La CEDEAO, sans surprise, dans l’affaire des « 46 mercenaires ivoiriens » brandit les sanctions comme une épée de Damoclès sur la transition. Libérer ces soldats au plus tard le 1er janvier 2023 est le deadline de l’organisation sous régionale qui s’est pour autant montrée insensible à la situation de notre pays. Une décision de son 62e sommet ordinaire tenu au Nigéria. En attendant les réactions des autorités maliennes, celles-ci avaient réaffirmé plusieurs fois et à différents niveaux qu’elles ne cèderaient pas à la pression dans cette affaire et surtout que ce scénario était une option de la Côte d’Ivoire dévoilée à l’approche de la 77e Assemblée générale de l’ONU. La CEDEAO va-t-elle finalement accepter d’être instrumentalisée ? La CEDEAO va-t-elle tomber dans le piège de la Côte d’Ivoire ?

 

Du nouveau dans l’affaire des « 46 mercenaires » ivoiriens. Le 62e sommet ordinaire des chefs d’État et de gouvernement de la CEDEAO s’est penché sur cette affaire qui cristallise les relations entre les deux voisins. Arrêtés le 10 juillet dernier par le gouvernement de la transition pour s’être introduit sur le territoire national sans base légale, le sommet de la CEDEAO a donné un ultimatum aux autorités maliennes de libérer ces Ivoiriens alors que le dossier a été judiciarisé en août dernier.

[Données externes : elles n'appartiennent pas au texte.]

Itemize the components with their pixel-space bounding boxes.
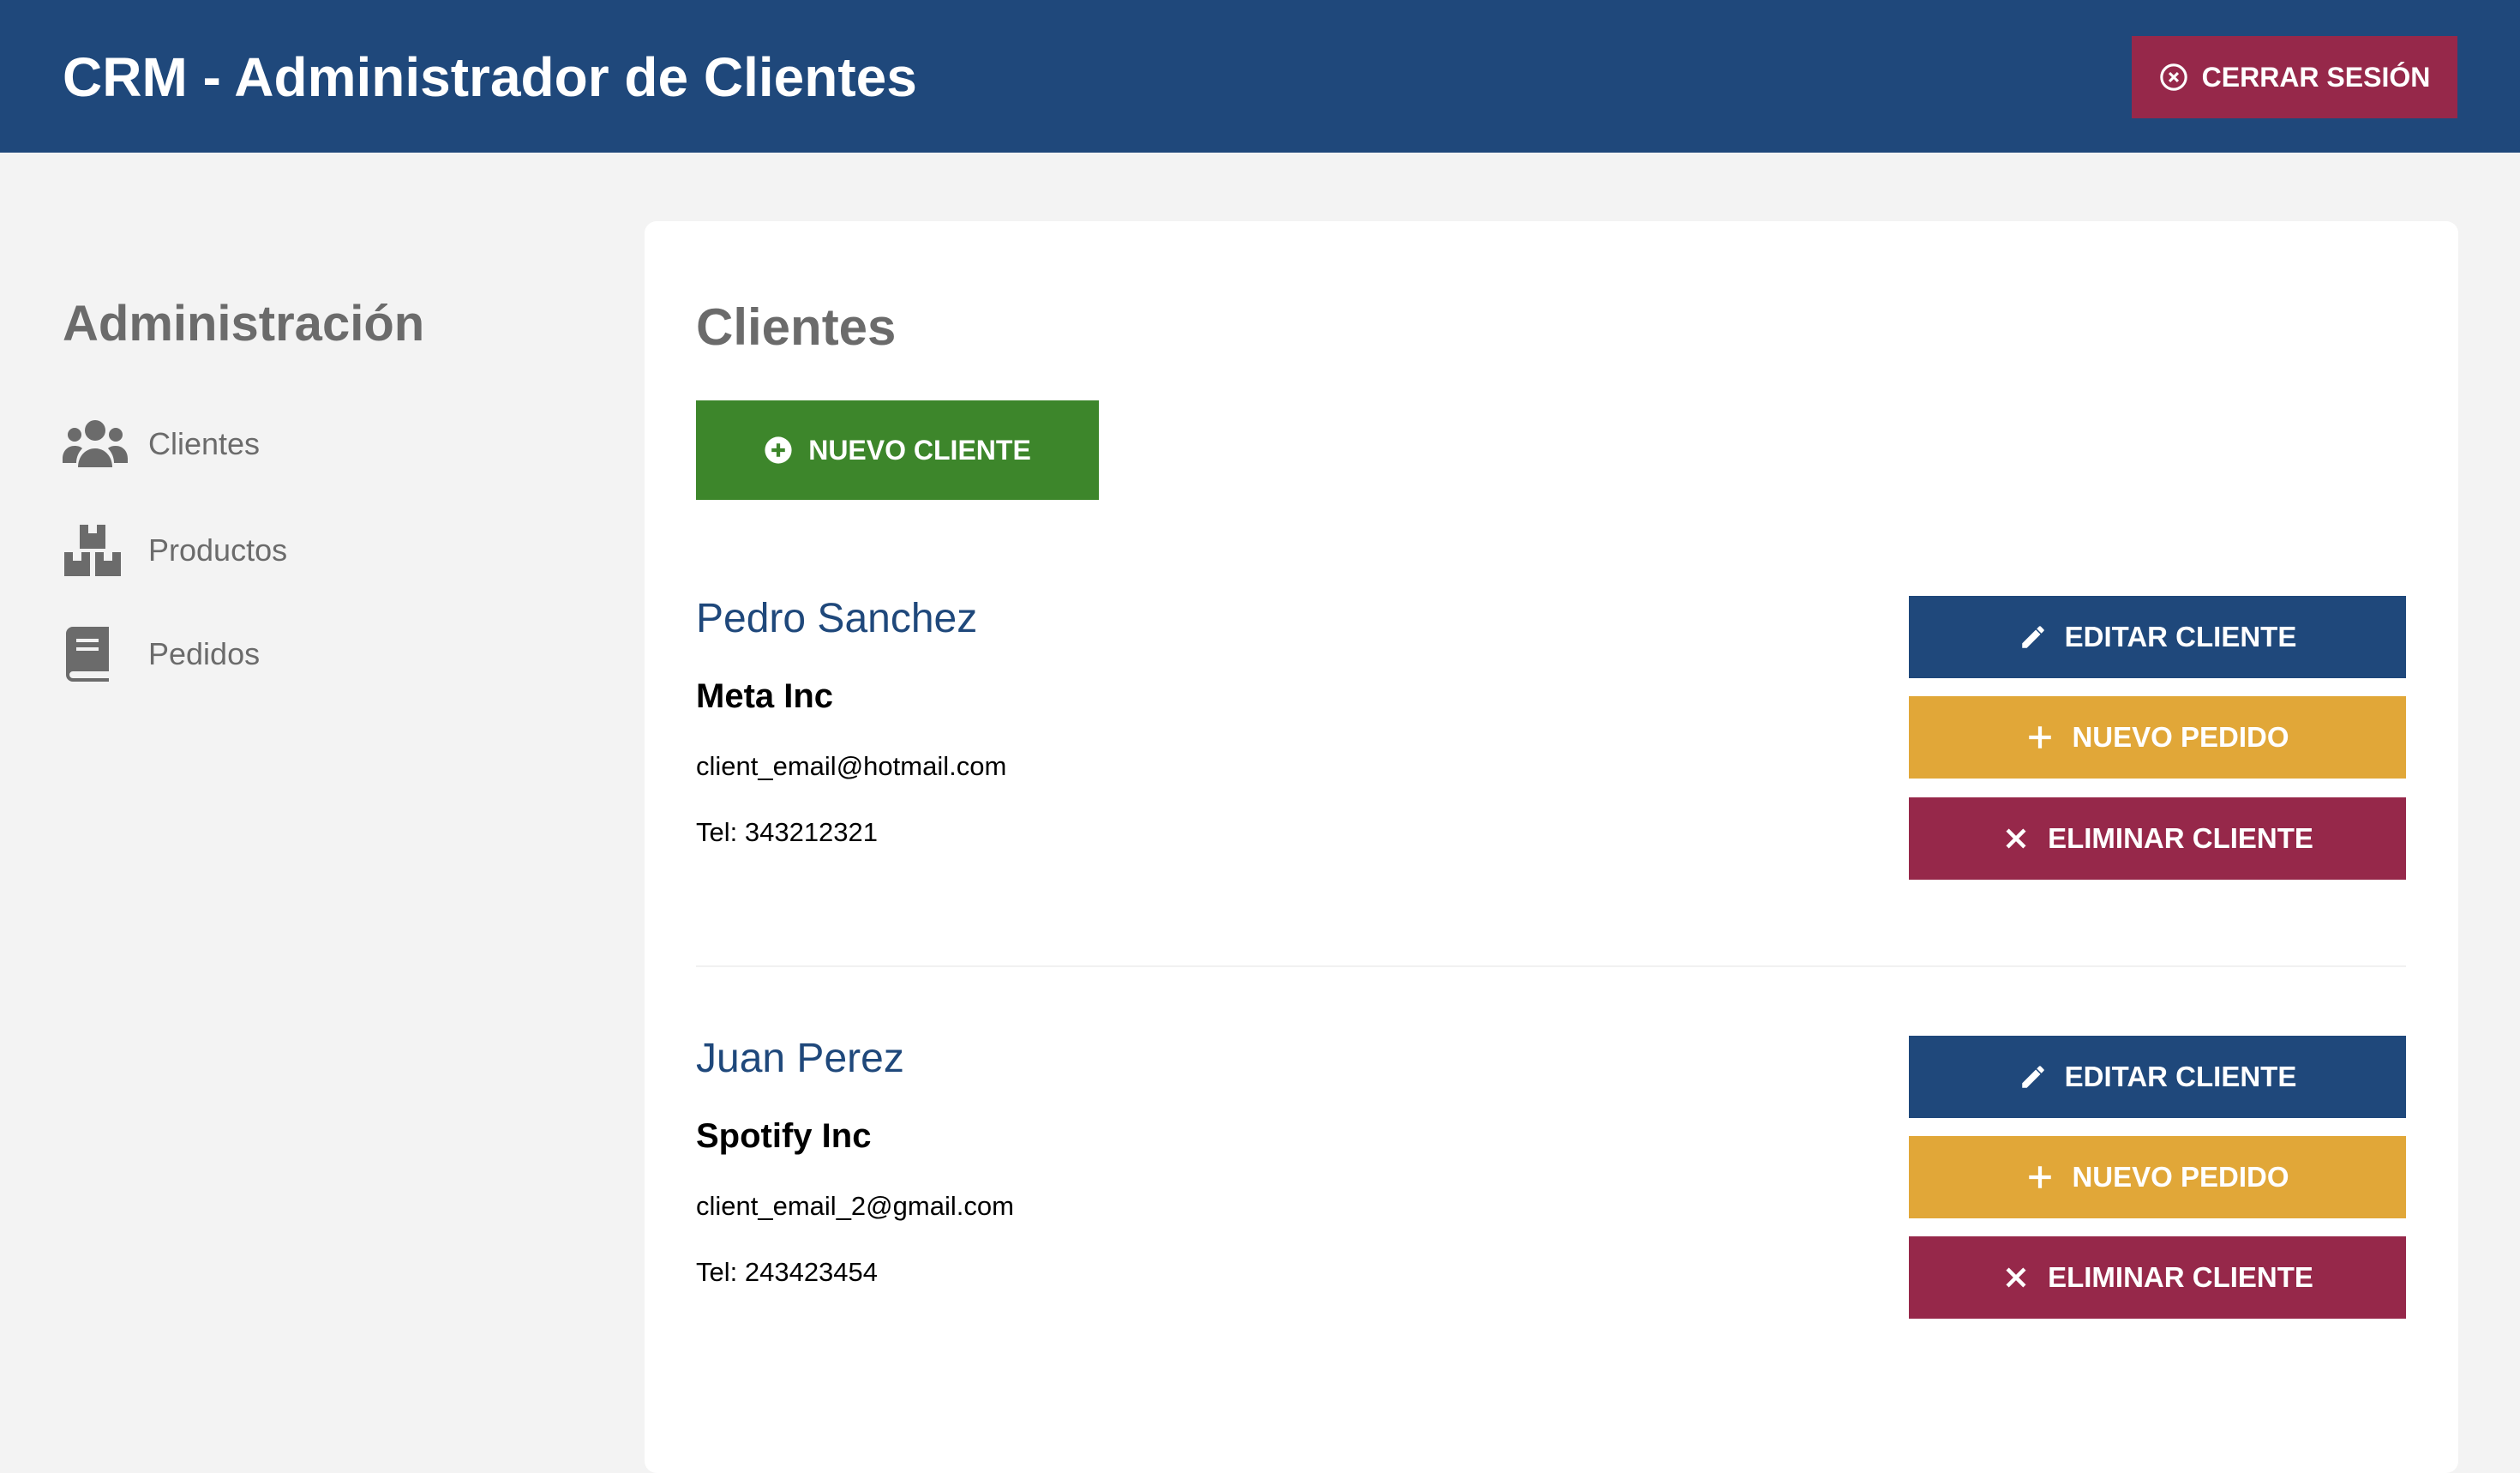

Pour la libération de ces soldats inculpés pour atteinte à la sûreté de l’État par la justice en août, l’organisation sous régionale exige le délai du 1er janvier prochain si les autorités veulent éviter d’autres sanctions après celles de janvier 2022.
Cette décision, comme si la Côte d’Ivoire était dans le secret de Dieu, cette option avait été envisagée par le pays de Alassane Dramane OUATTARA lorsqu’il invitait la CEDEAO à tenir un mini-sommet en marge de la 77e Assemblée générale de l’ONU tenue à New York, en septembre dernier. Alors de quoi la CEDEAO se fonde-t-elle pour envisager de sanctionner le Mali ?
Et curieusement, au début de cette affaire ni la CEDEAO ni l’Union africaine n’a daigné fait une moindre déclaration sur l’arrestation par le gouvernement de la Transition des « 49 mercenaires » ivoiriens. En clair, la CEDEAO s’est tardivement intéressée à cette brouille entre le Mali et la Côte d’Ivoire en envoyant des médiateurs. Indépendamment de cette initiative, à notre connaissance, elle a initié aucune enquête en vue de situer les responsabilités. Or, sauf si l’on réinvente la roue, une sanction est consécutive à la commission d’une faute. Quelle infraction le gouvernement a commis en arrêtant ces soldats lorsque l’ONU ne les reconnaît pas comme Éléments de soutien national de la MINUSMA ?
Ainsi, avant d’envisager des mesures contre le Mali, soucieuse de la sécurité et de la sta¬bilité sur son espace, la CEDEAO devrait, en plus de la médiation, s’interroger sur la viola¬tion du territoire malien par des soldats et prendre les mesures idoines.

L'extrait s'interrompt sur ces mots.